Regroupées en cinq saisons, printemps, été, automne, hiver et morte-saison, les vingt-sept lettres, dont trois non datées, dégagent du calendrier les soubresauts de cette passion, le printemps s’étendant, par exemple, du 12 octobre au 22 mai. Une telle déchronologie favorise en outre la persistance du sentiment d’amour puisqu’elle permet de réactualiser sans cesse l’exploration et l’expression des multiples registres d’un discours amoureux qui passe de la passion torride à la tendresse, de la pudeur au dépit, du bavardage philosophique à l’injonction pour se clore en une imploration douloureuse :
187, Thériault souligne.« Oh dio, fammelo ritrovare. »
Ne me laisse pas sombrer dans ton silence.
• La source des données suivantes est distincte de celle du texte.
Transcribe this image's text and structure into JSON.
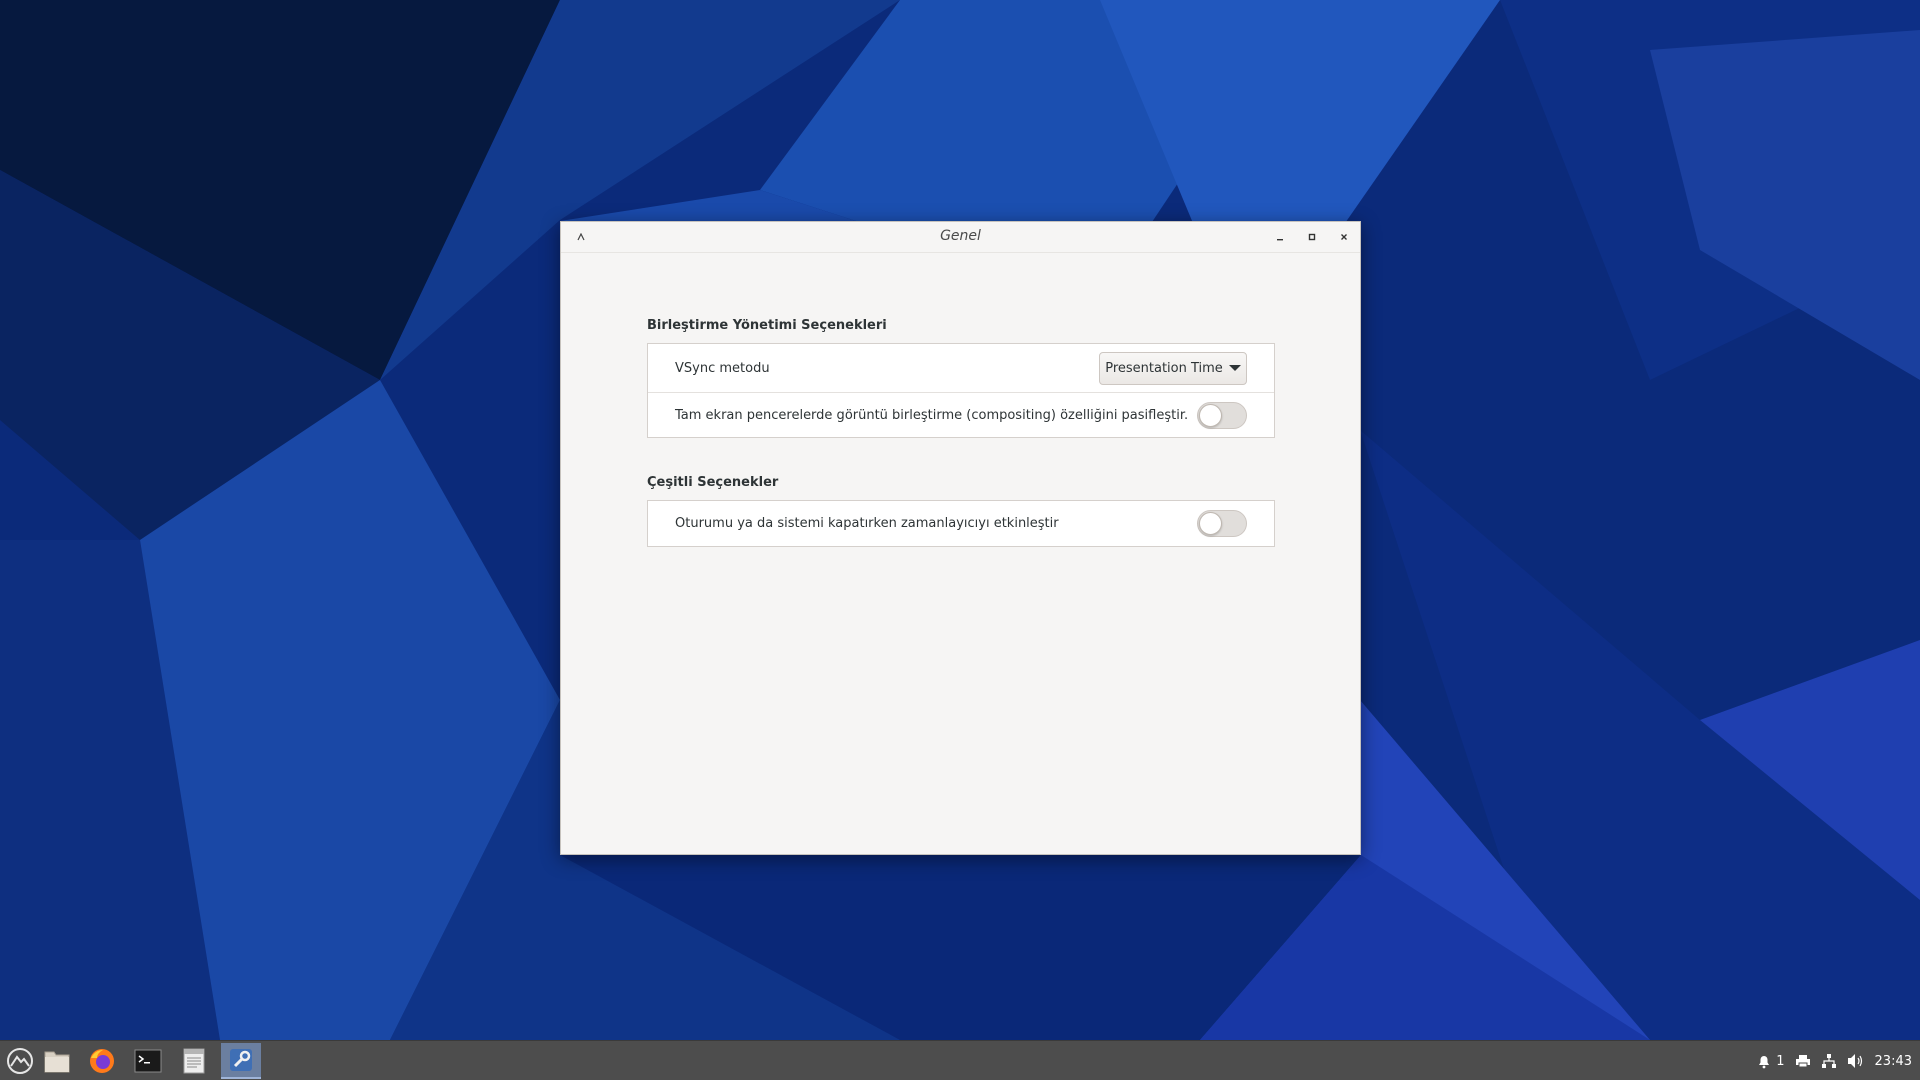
{
  "window": {
    "title": "Genel"
  },
  "compositor_section": {
    "title": "Birleştirme Yönetimi Seçenekleri",
    "vsync": {
      "label": "VSync metodu",
      "selected": "Presentation Time"
    },
    "fullscreen_unredirect": {
      "label": "Tam ekran pencerelerde görüntü birleştirme (compositing) özelliğini pasifleştir.",
      "enabled": false
    }
  },
  "misc_section": {
    "title": "Çeşitli Seçenekler",
    "timer": {
      "label": "Oturumu ya da sistemi kapatırken zamanlayıcıyı etkinleştir",
      "enabled": false
    }
  },
  "taskbar": {
    "apps": [
      {
        "icon": "menu-icon"
      },
      {
        "icon": "files-icon"
      },
      {
        "icon": "firefox-icon"
      },
      {
        "icon": "terminal-icon"
      },
      {
        "icon": "text-editor-icon"
      },
      {
        "icon": "settings-icon"
      }
    ],
    "tray": {
      "notification_count": "1",
      "clock": "23:43"
    }
  },
  "colors": {
    "desktop": "#0c2a78",
    "taskbar": "#4d4d4d",
    "window_bg": "#f6f5f4"
  }
}
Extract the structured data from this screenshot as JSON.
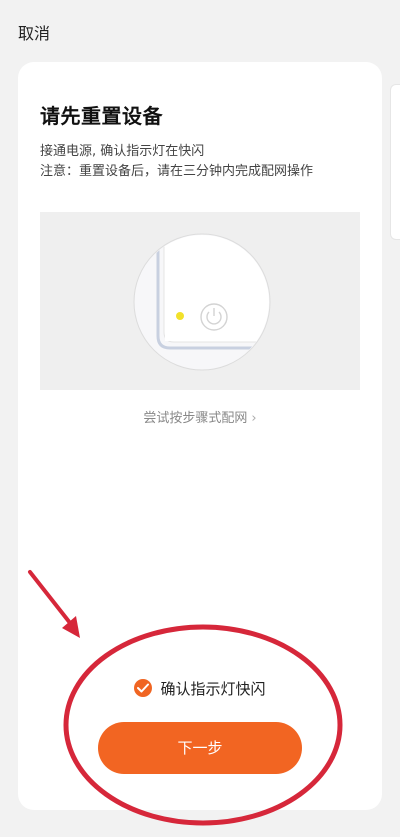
{
  "header": {
    "cancel_label": "取消"
  },
  "card": {
    "title": "请先重置设备",
    "desc_line1": "接通电源, 确认指示灯在快闪",
    "desc_line2": "注意：重置设备后，请在三分钟内完成配网操作",
    "try_link_label": "尝试按步骤式配网",
    "try_link_chevron": "›",
    "confirm_label": "确认指示灯快闪",
    "confirm_checked": true,
    "next_button_label": "下一步"
  },
  "colors": {
    "accent": "#f26522",
    "annotation": "#d6273a",
    "indicator_light": "#f2e12a"
  },
  "icons": {
    "confirm_checkbox": "checkmark-icon",
    "power": "power-icon",
    "chevron": "chevron-right-icon"
  }
}
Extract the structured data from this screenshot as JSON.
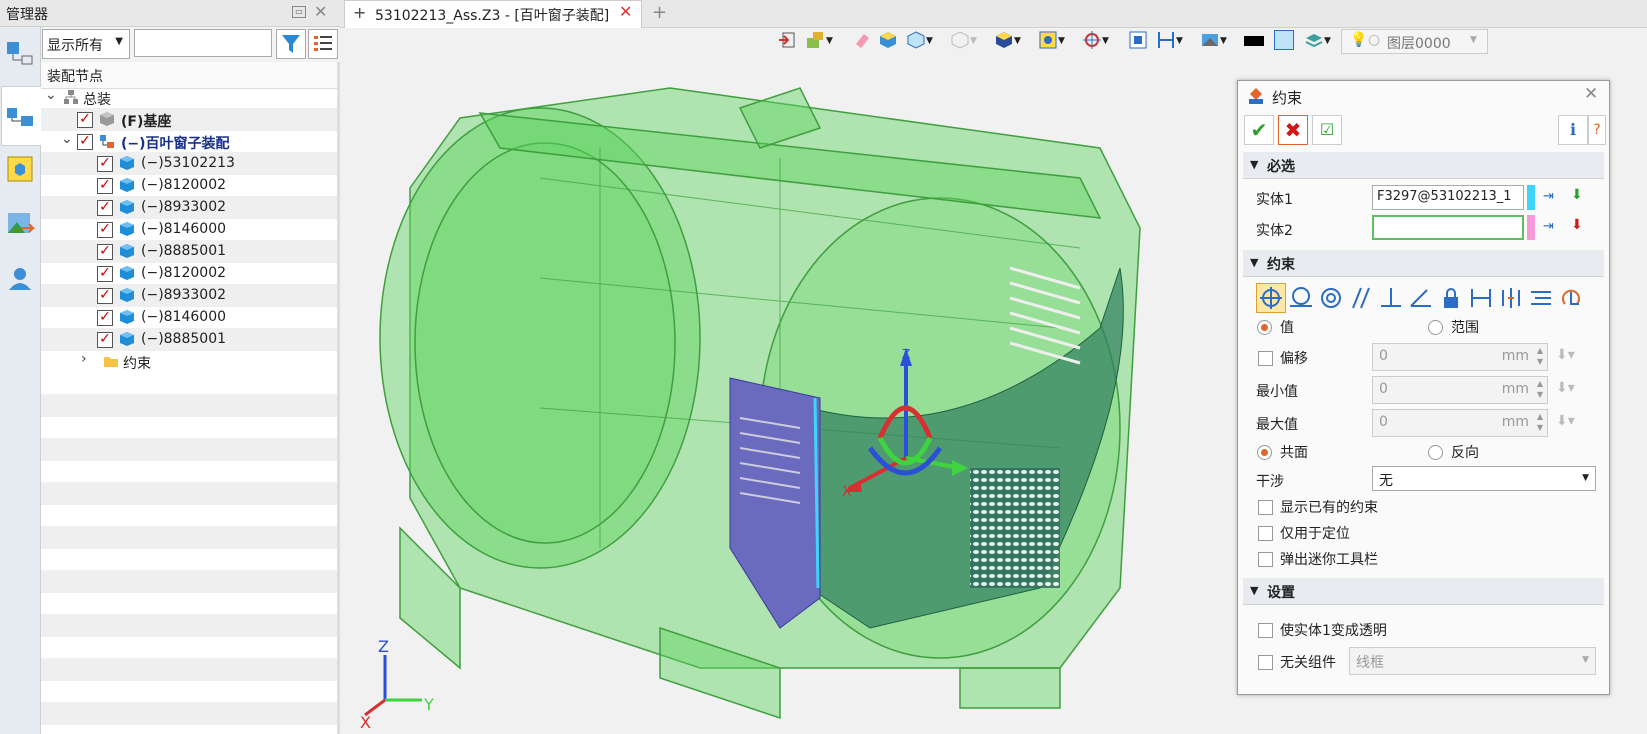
{
  "manager": {
    "title": "管理器",
    "display_filter": "显示所有",
    "search_placeholder": "",
    "tree_header": "装配节点",
    "tree": [
      {
        "label": "总装",
        "level": 0,
        "checked": false
      },
      {
        "label": "(F)基座",
        "level": 1,
        "checked": true
      },
      {
        "label": "(−)百叶窗子装配",
        "level": 1,
        "checked": true
      },
      {
        "label": "(−)53102213",
        "level": 2,
        "checked": true
      },
      {
        "label": "(−)8120002",
        "level": 2,
        "checked": true
      },
      {
        "label": "(−)8933002",
        "level": 2,
        "checked": true
      },
      {
        "label": "(−)8146000",
        "level": 2,
        "checked": true
      },
      {
        "label": "(−)8885001",
        "level": 2,
        "checked": true
      },
      {
        "label": "(−)8120002",
        "level": 2,
        "checked": true
      },
      {
        "label": "(−)8933002",
        "level": 2,
        "checked": true
      },
      {
        "label": "(−)8146000",
        "level": 2,
        "checked": true
      },
      {
        "label": "(−)8885001",
        "level": 2,
        "checked": true
      },
      {
        "label": "约束",
        "level": 2,
        "checked": false
      }
    ]
  },
  "document_tab": {
    "title": "53102213_Ass.Z3 - [百叶窗子装配]"
  },
  "toolbar": {
    "layer_label": "图层0000"
  },
  "constraint_dialog": {
    "title": "约束",
    "section_required": "必选",
    "entity1_label": "实体1",
    "entity1_value": "F3297@53102213_1",
    "entity2_label": "实体2",
    "entity2_value": "",
    "section_constraint": "约束",
    "radio_value": "值",
    "radio_range": "范围",
    "offset_label": "偏移",
    "min_label": "最小值",
    "max_label": "最大值",
    "offset_value": "0",
    "min_value": "0",
    "max_value": "0",
    "unit": "mm",
    "radio_coplanar": "共面",
    "radio_reverse": "反向",
    "interference_label": "干涉",
    "interference_value": "无",
    "chk_show_existing": "显示已有的约束",
    "chk_position_only": "仅用于定位",
    "chk_mini_toolbar": "弹出迷你工具栏",
    "section_settings": "设置",
    "chk_transparent": "使实体1变成透明",
    "chk_unrelated": "无关组件",
    "unrelated_value": "线框"
  },
  "axes": {
    "x": "X",
    "y": "Y",
    "z": "Z"
  },
  "colors": {
    "part_green": "#5fd35f",
    "accent_blue": "#2b6cc4",
    "check_red": "#d01818"
  }
}
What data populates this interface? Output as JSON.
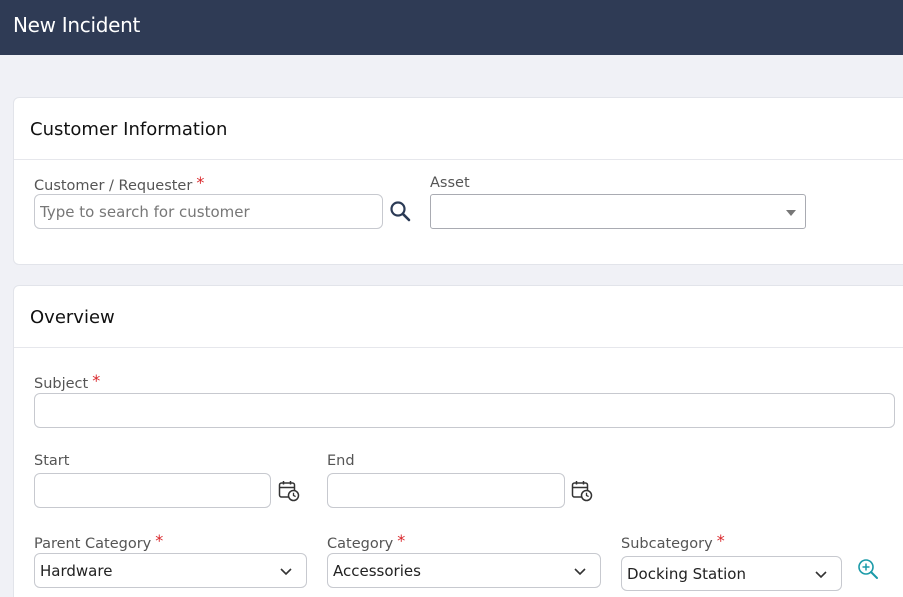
{
  "header": {
    "title": "New Incident"
  },
  "customer_section": {
    "title": "Customer Information",
    "customer_label": "Customer / Requester",
    "customer_required": "*",
    "customer_placeholder": "Type to search for customer",
    "customer_value": "",
    "asset_label": "Asset",
    "asset_value": ""
  },
  "overview_section": {
    "title": "Overview",
    "subject_label": "Subject",
    "subject_required": "*",
    "subject_value": "",
    "start_label": "Start",
    "start_value": "",
    "end_label": "End",
    "end_value": "",
    "parent_category_label": "Parent Category",
    "parent_category_required": "*",
    "parent_category_value": "Hardware",
    "category_label": "Category",
    "category_required": "*",
    "category_value": "Accessories",
    "subcategory_label": "Subcategory",
    "subcategory_required": "*",
    "subcategory_value": "Docking Station"
  },
  "icons": {
    "search": "search-icon",
    "calendar": "calendar-clock-icon",
    "dropdown": "caret-down-icon",
    "chevron": "chevron-down-icon",
    "zoom": "zoom-in-icon"
  },
  "colors": {
    "header_bg": "#2f3b55",
    "required": "#d9262a",
    "zoom_icon": "#1a9aa8"
  }
}
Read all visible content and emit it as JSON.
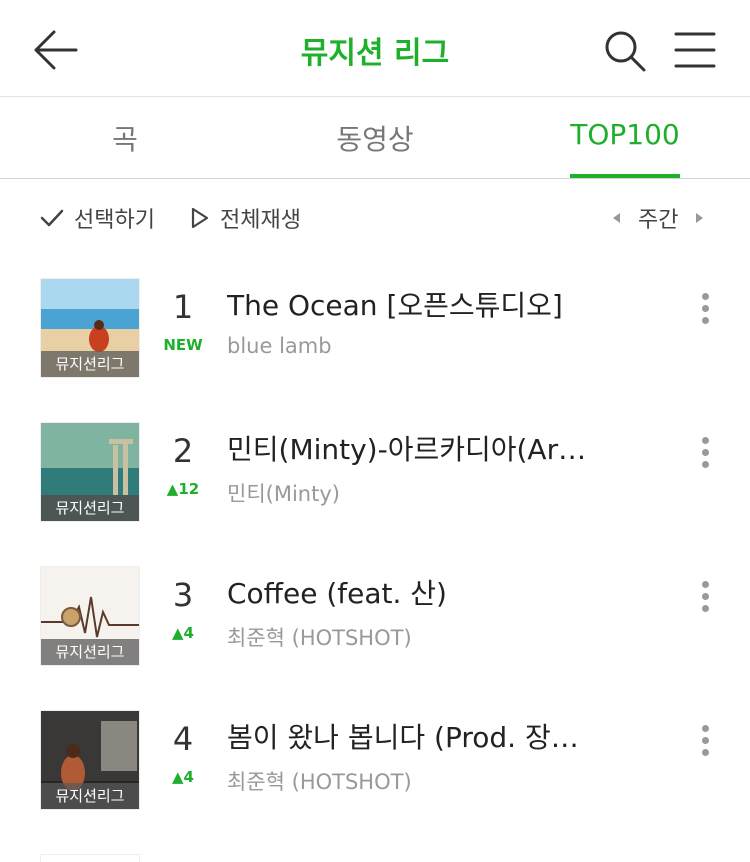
{
  "header": {
    "title": "뮤지션 리그",
    "back_icon": "arrow-left-icon",
    "search_icon": "search-icon",
    "menu_icon": "menu-icon"
  },
  "tabs": [
    {
      "label": "곡",
      "active": false
    },
    {
      "label": "동영상",
      "active": false
    },
    {
      "label": "TOP100",
      "active": true
    }
  ],
  "toolbar": {
    "select_label": "선택하기",
    "play_all_label": "전체재생",
    "period_label": "주간"
  },
  "colors": {
    "accent": "#1fb02b",
    "secondary_text": "#999999"
  },
  "thumb_label": "뮤지션리그",
  "tracks": [
    {
      "rank": "1",
      "change": "NEW",
      "title": "The Ocean  [오픈스튜디오]",
      "artist": "blue lamb"
    },
    {
      "rank": "2",
      "change": "▲12",
      "title": "민티(Minty)-아르카디아(Ar…",
      "artist": "민티(Minty)"
    },
    {
      "rank": "3",
      "change": "▲4",
      "title": "Coffee (feat. 산)",
      "artist": "최준혁 (HOTSHOT)"
    },
    {
      "rank": "4",
      "change": "▲4",
      "title": "봄이 왔나 봅니다 (Prod. 장…",
      "artist": "최준혁 (HOTSHOT)"
    }
  ]
}
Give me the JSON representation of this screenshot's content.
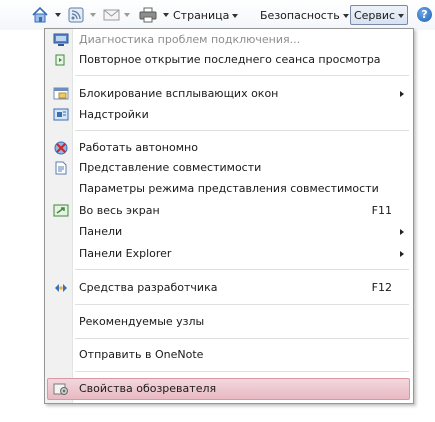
{
  "toolbar": {
    "page_label": "Страница",
    "security_label": "Безопасность",
    "tools_label": "Сервис",
    "help_glyph": "?"
  },
  "menu": {
    "items": [
      {
        "label": "Диагностика проблем подключения...",
        "icon": "network-diagnostics-icon",
        "disabled": true
      },
      {
        "label": "Повторное открытие последнего сеанса просмотра",
        "icon": "reopen-session-icon"
      },
      {
        "label": "Блокирование всплывающих окон",
        "icon": "popup-blocker-icon",
        "submenu": true
      },
      {
        "label": "Надстройки",
        "icon": "addons-icon"
      },
      {
        "label": "Работать автономно",
        "icon": "work-offline-icon"
      },
      {
        "label": "Представление совместимости",
        "icon": "compatibility-view-icon"
      },
      {
        "label": "Параметры режима представления совместимости"
      },
      {
        "label": "Во весь экран",
        "icon": "fullscreen-icon",
        "shortcut": "F11"
      },
      {
        "label": "Панели",
        "submenu": true
      },
      {
        "label": "Панели Explorer",
        "submenu": true
      },
      {
        "label": "Средства разработчика",
        "icon": "developer-tools-icon",
        "shortcut": "F12"
      },
      {
        "label": "Рекомендуемые узлы"
      },
      {
        "label": "Отправить в OneNote"
      },
      {
        "label": "Свойства обозревателя",
        "icon": "internet-options-icon",
        "highlighted": true
      }
    ]
  },
  "colors": {
    "highlight": "#e8b9c3",
    "disabled_text": "#8d8d8d",
    "accent": "#1d5fb6"
  }
}
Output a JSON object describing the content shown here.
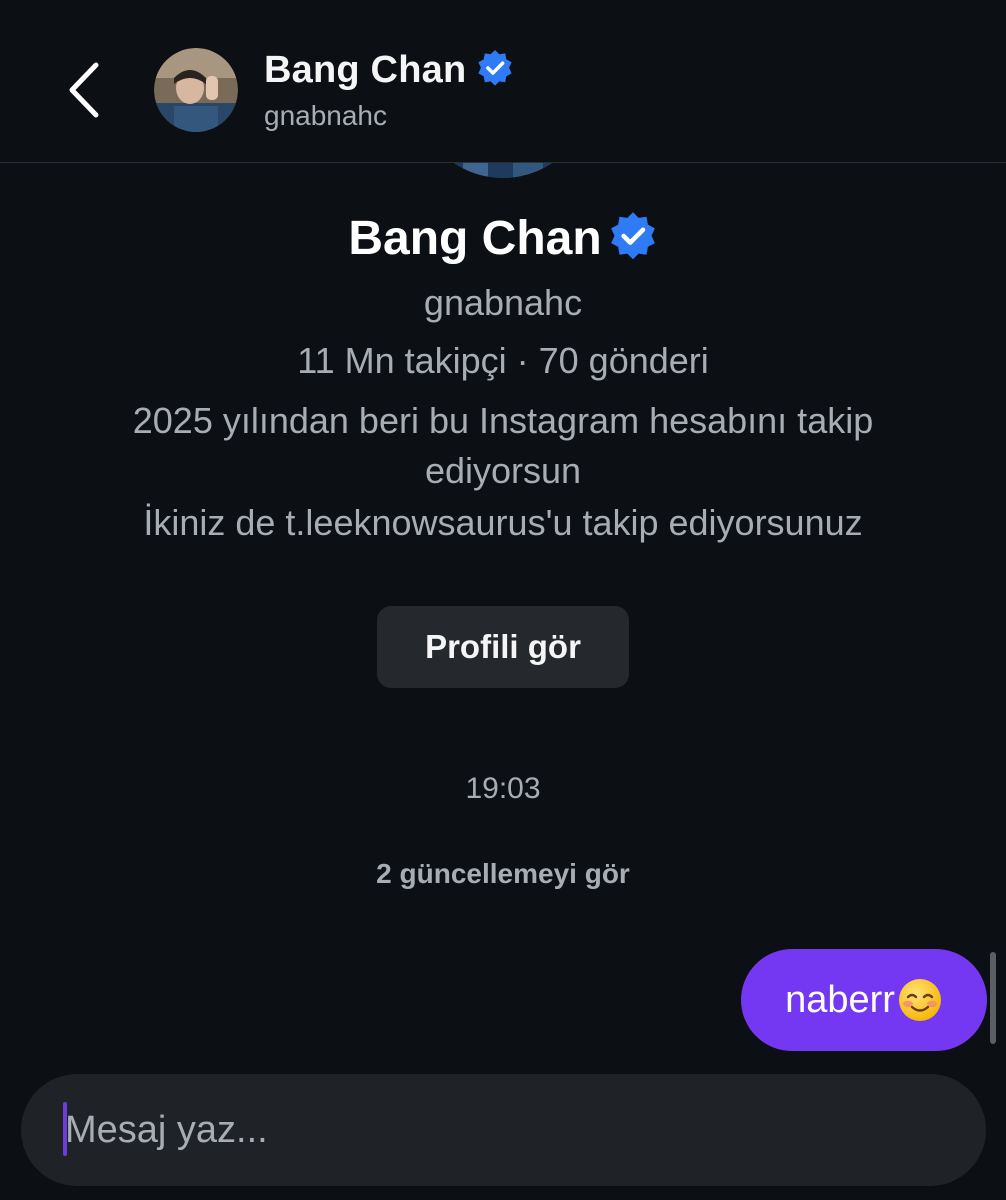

Il fait tant de bruit dans ma tête. Un jour,
j’en crèverai.
Alors on m’ouvrira le corps et on te trouvera en moi, partout.
L’écriture façonne une langue somptueuse pour dire l’amour, nourrie de lectures anciennes où on accepte d’« aller en enfer à pied » (88) pour connaître la volupté et où on remercie « tous les démons de la vie et la païennerie la plus sauvage » (72) de l’y avoir menée. Ailleurs, alors que « l’aine bat résonne mange l’aine qui bat résonne » (145), la « fragile saturnie » (145) du regard de l’amant et son « corps pérégrinant » (145) — « lieu plain » (145) où l’amoureuse déchiffre le monde en « dolant de l’ongle » (145) les ressauts de son dos —, l’amour se dit en une pulsation à la fois sonore et sensible. Une intertextualité éclectique vient encore féconder le propos, à même les citations ou les évocations de Rainer Maria Rilke, Marguerite Duras, Yasar Kemal, Sade, Raymond Desnos, Philippe Jaccottet, Jacques Sojcher et d’autres. Mais c’est surtout dans la mise en scène du fantasme que cette « lettre beylicale » (122) excelle ; quelques éléments de décor, une pose, un regard suffisent à déclencher l’illusion voluptueuse, qui pare l’amant d’atours emblématiques et le fait objet de langage, objet de désir. Sans doute fallait-il la caution de la littérature pour dire l’amour avec une telle candeur et la passion avec une telle franchise, entièrement à découvert, sans faux-semblants cyniques ou préventions caustiques.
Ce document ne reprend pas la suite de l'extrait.